After working for a staffing and recruiting agency for nearly 6 years, I’ve seen my share of poorly written, badly formatted, and self-destructing resumes. Many job seekers have shot themselves in the foot for making simple and basic mistakes. As I’m sure you’ve heard and read time and time again, your resume is a marketing tool to promote yourself. It’s evident to hiring managers how much time and effort you’ve invested in this critical piece and the results speak for themselves. If you are an active and serious job seeker, you should check your resume today to avoid making damaging mistakes.
Self-promote, don’t self-serve. Your resume shouldn’t be about what you are
looking for in your next job opportunity, but instead how your skills and background
can fill a void at an organization. For example, don’t state in an objective that you
are looking to utilize your education and experience to grow within a company. This
is a very self-serving statement and doesn’t provide the hiring manager with insight
as to why they should hire you.
Check your email address. Your email address says a lot about you. Some
addresses reveal more than what a hiring manager would ever want to know. I’m
sure you want your friends and family to know you as hotmama166, but do you
want your future employer to know you that way? Create a new email address
specifically for your job search. When doing so, keep it simple and professional.
Don’t undersell yourself. Spend time thinking of all the tasks and responsibilities you
had at your previous jobs. It may be something you only did monthly, but that
experience could be relevant to a prospective employer.
Use action words. You can make any sentence pop by adding a power or action
word. For example you could state that you file documents or you could state you
accurately and systematically file confidential information.
Don’t include pictures or personal information. A guaranteed way to get your
resume tossed aside is if you include a picture with your resume. Even if your
picture is professional, which the majority of the ones I see are not, it shows a lack
of judgment on the job seekers behalf. Leave the pictures for your online profiles.

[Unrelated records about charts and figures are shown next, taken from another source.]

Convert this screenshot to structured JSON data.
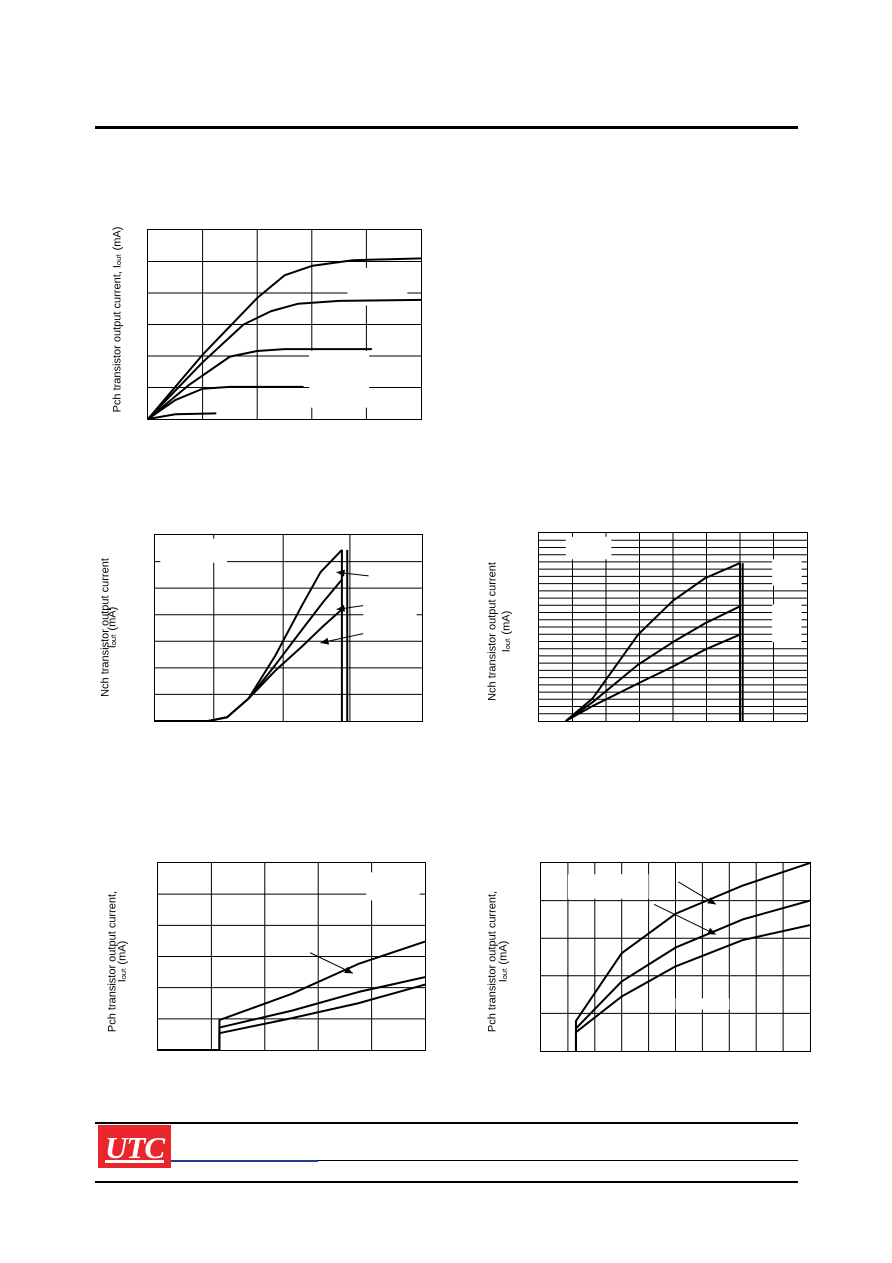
{
  "page": {
    "logo_text": "UTC",
    "brand_color": "#e8262c",
    "accent_color": "#2b3990"
  },
  "ylabels": {
    "chart1": "Pch transistor output current, Iₒᵤₜ (mA)",
    "chart2_l1": "Nch transistor output current",
    "chart2_l2": "Iₒᵤₜ (mA)",
    "chart3_l1": "Nch transistor output current",
    "chart3_l2": "Iₒᵤₜ (mA)",
    "chart4_l1": "Pch transistor output current,",
    "chart4_l2": "Iₒᵤₜ (mA)",
    "chart5_l1": "Pch transistor output current,",
    "chart5_l2": "Iₒᵤₜ (mA)"
  },
  "chart_data": [
    {
      "type": "line",
      "id": "chart1",
      "grid": true,
      "xdiv": 5,
      "ydiv": 6,
      "xlim": [
        0,
        1
      ],
      "ylim": [
        0,
        1
      ],
      "series": [
        {
          "values": [
            [
              0,
              0
            ],
            [
              0.2,
              0.34
            ],
            [
              0.4,
              0.64
            ],
            [
              0.5,
              0.76
            ],
            [
              0.6,
              0.81
            ],
            [
              0.75,
              0.84
            ],
            [
              1,
              0.85
            ]
          ]
        },
        {
          "values": [
            [
              0,
              0
            ],
            [
              0.2,
              0.3
            ],
            [
              0.35,
              0.5
            ],
            [
              0.45,
              0.57
            ],
            [
              0.55,
              0.61
            ],
            [
              0.7,
              0.625
            ],
            [
              1,
              0.63
            ]
          ]
        },
        {
          "values": [
            [
              0,
              0
            ],
            [
              0.15,
              0.18
            ],
            [
              0.3,
              0.33
            ],
            [
              0.4,
              0.36
            ],
            [
              0.5,
              0.37
            ],
            [
              0.82,
              0.37
            ]
          ]
        },
        {
          "values": [
            [
              0,
              0
            ],
            [
              0.1,
              0.1
            ],
            [
              0.2,
              0.16
            ],
            [
              0.3,
              0.17
            ],
            [
              0.57,
              0.17
            ]
          ]
        },
        {
          "values": [
            [
              0,
              0
            ],
            [
              0.1,
              0.025
            ],
            [
              0.25,
              0.03
            ]
          ]
        }
      ],
      "whiteouts": [
        [
          0.73,
          0.8,
          0.95,
          0.6
        ],
        [
          0.59,
          0.36,
          0.81,
          0.06
        ]
      ],
      "arrows": []
    },
    {
      "type": "line",
      "id": "chart2",
      "grid": true,
      "xdiv": [
        0,
        0.22,
        0.48,
        0.73,
        1
      ],
      "ydiv": 7,
      "xlim": [
        0,
        1
      ],
      "ylim": [
        0,
        1
      ],
      "series": [
        {
          "values": [
            [
              0,
              0
            ],
            [
              0.2,
              0
            ],
            [
              0.27,
              0.02
            ],
            [
              0.35,
              0.12
            ],
            [
              0.45,
              0.35
            ],
            [
              0.55,
              0.62
            ],
            [
              0.62,
              0.8
            ],
            [
              0.7,
              0.92
            ]
          ]
        },
        {
          "values": [
            [
              0,
              0
            ],
            [
              0.2,
              0
            ],
            [
              0.27,
              0.02
            ],
            [
              0.35,
              0.12
            ],
            [
              0.45,
              0.3
            ],
            [
              0.55,
              0.49
            ],
            [
              0.63,
              0.64
            ],
            [
              0.7,
              0.76
            ]
          ]
        },
        {
          "values": [
            [
              0,
              0
            ],
            [
              0.2,
              0
            ],
            [
              0.27,
              0.02
            ],
            [
              0.35,
              0.12
            ],
            [
              0.45,
              0.27
            ],
            [
              0.55,
              0.4
            ],
            [
              0.63,
              0.51
            ],
            [
              0.7,
              0.6
            ]
          ]
        },
        {
          "values": [
            [
              0.7,
              0.92
            ],
            [
              0.7,
              0
            ]
          ]
        },
        {
          "values": [
            [
              0.72,
              0.92
            ],
            [
              0.72,
              0
            ]
          ]
        }
      ],
      "whiteouts": [
        [
          0.78,
          0.63,
          0.98,
          0.47
        ],
        [
          0.02,
          0.98,
          0.27,
          0.85
        ]
      ],
      "arrows": [
        [
          0.8,
          0.78,
          0.68,
          0.8
        ],
        [
          0.78,
          0.62,
          0.68,
          0.6
        ],
        [
          0.78,
          0.47,
          0.62,
          0.42
        ]
      ]
    },
    {
      "type": "line",
      "id": "chart3",
      "grid": true,
      "xdiv": 8,
      "ydiv": 26,
      "xlim": [
        0,
        1
      ],
      "ylim": [
        0,
        1
      ],
      "series": [
        {
          "values": [
            [
              0.1,
              0
            ],
            [
              0.2,
              0.12
            ],
            [
              0.37,
              0.46
            ],
            [
              0.5,
              0.64
            ],
            [
              0.62,
              0.76
            ],
            [
              0.75,
              0.84
            ]
          ]
        },
        {
          "values": [
            [
              0.1,
              0
            ],
            [
              0.2,
              0.1
            ],
            [
              0.37,
              0.3
            ],
            [
              0.5,
              0.42
            ],
            [
              0.62,
              0.52
            ],
            [
              0.75,
              0.61
            ]
          ]
        },
        {
          "values": [
            [
              0.1,
              0
            ],
            [
              0.2,
              0.08
            ],
            [
              0.37,
              0.2
            ],
            [
              0.5,
              0.29
            ],
            [
              0.62,
              0.38
            ],
            [
              0.75,
              0.46
            ]
          ]
        },
        {
          "values": [
            [
              0.75,
              0.84
            ],
            [
              0.75,
              0
            ]
          ]
        },
        {
          "values": [
            [
              0.76,
              0.84
            ],
            [
              0.76,
              0
            ]
          ]
        }
      ],
      "whiteouts": [
        [
          0.1,
          0.98,
          0.27,
          0.86
        ],
        [
          0.87,
          0.86,
          0.98,
          0.72
        ],
        [
          0.87,
          0.62,
          0.98,
          0.42
        ]
      ],
      "arrows": []
    },
    {
      "type": "line",
      "id": "chart4",
      "grid": true,
      "xdiv": 5,
      "ydiv": 6,
      "xlim": [
        0,
        1
      ],
      "ylim": [
        0,
        1
      ],
      "series": [
        {
          "values": [
            [
              0,
              0
            ],
            [
              0.23,
              0
            ],
            [
              0.23,
              0.16
            ],
            [
              0.5,
              0.3
            ],
            [
              0.75,
              0.46
            ],
            [
              1,
              0.58
            ]
          ]
        },
        {
          "values": [
            [
              0,
              0
            ],
            [
              0.23,
              0
            ],
            [
              0.23,
              0.12
            ],
            [
              0.5,
              0.21
            ],
            [
              0.75,
              0.31
            ],
            [
              1,
              0.39
            ]
          ]
        },
        {
          "values": [
            [
              0,
              0
            ],
            [
              0.23,
              0
            ],
            [
              0.23,
              0.09
            ],
            [
              0.5,
              0.17
            ],
            [
              0.75,
              0.25
            ],
            [
              1,
              0.35
            ]
          ]
        }
      ],
      "whiteouts": [
        [
          0.78,
          0.95,
          0.98,
          0.8
        ]
      ],
      "arrows": [
        [
          0.57,
          0.52,
          0.73,
          0.41
        ]
      ]
    },
    {
      "type": "line",
      "id": "chart5",
      "grid": true,
      "xdiv": 10,
      "ydiv": 5,
      "xlim": [
        0,
        1
      ],
      "ylim": [
        0,
        1
      ],
      "series": [
        {
          "values": [
            [
              0.13,
              0
            ],
            [
              0.13,
              0.16
            ],
            [
              0.3,
              0.52
            ],
            [
              0.5,
              0.73
            ],
            [
              0.75,
              0.88
            ],
            [
              1,
              1
            ]
          ]
        },
        {
          "values": [
            [
              0.13,
              0
            ],
            [
              0.13,
              0.12
            ],
            [
              0.3,
              0.37
            ],
            [
              0.5,
              0.55
            ],
            [
              0.75,
              0.7
            ],
            [
              1,
              0.8
            ]
          ]
        },
        {
          "values": [
            [
              0.13,
              0
            ],
            [
              0.13,
              0.1
            ],
            [
              0.3,
              0.29
            ],
            [
              0.5,
              0.45
            ],
            [
              0.75,
              0.59
            ],
            [
              1,
              0.67
            ]
          ]
        }
      ],
      "whiteouts": [
        [
          0.1,
          0.94,
          0.4,
          0.81
        ],
        [
          0.5,
          0.28,
          0.7,
          0.22
        ]
      ],
      "arrows": [
        [
          0.51,
          0.9,
          0.65,
          0.78
        ],
        [
          0.42,
          0.78,
          0.65,
          0.62
        ]
      ]
    }
  ]
}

Also, do not include anywhere in your document your personal interests. Knowing
that you like to fish with your family has no relevance on your professional future
and may even cause an employer to negatively judge you.
Quantify your successes. Nothing stands out more than numbers. For instance,
which candidate would you choose; someone who states they have customer
service experience or someone with over 12 years of progressive growth in
customer service? If possible, try to back up your success with numbers. Here’s
another example; by researching and selecting a different paper vendor I saved the
company $450 per month.
Make sure to spend some time upgrading your resume. With the job market as competitive as it is, those who spend the time will be the ones who get results.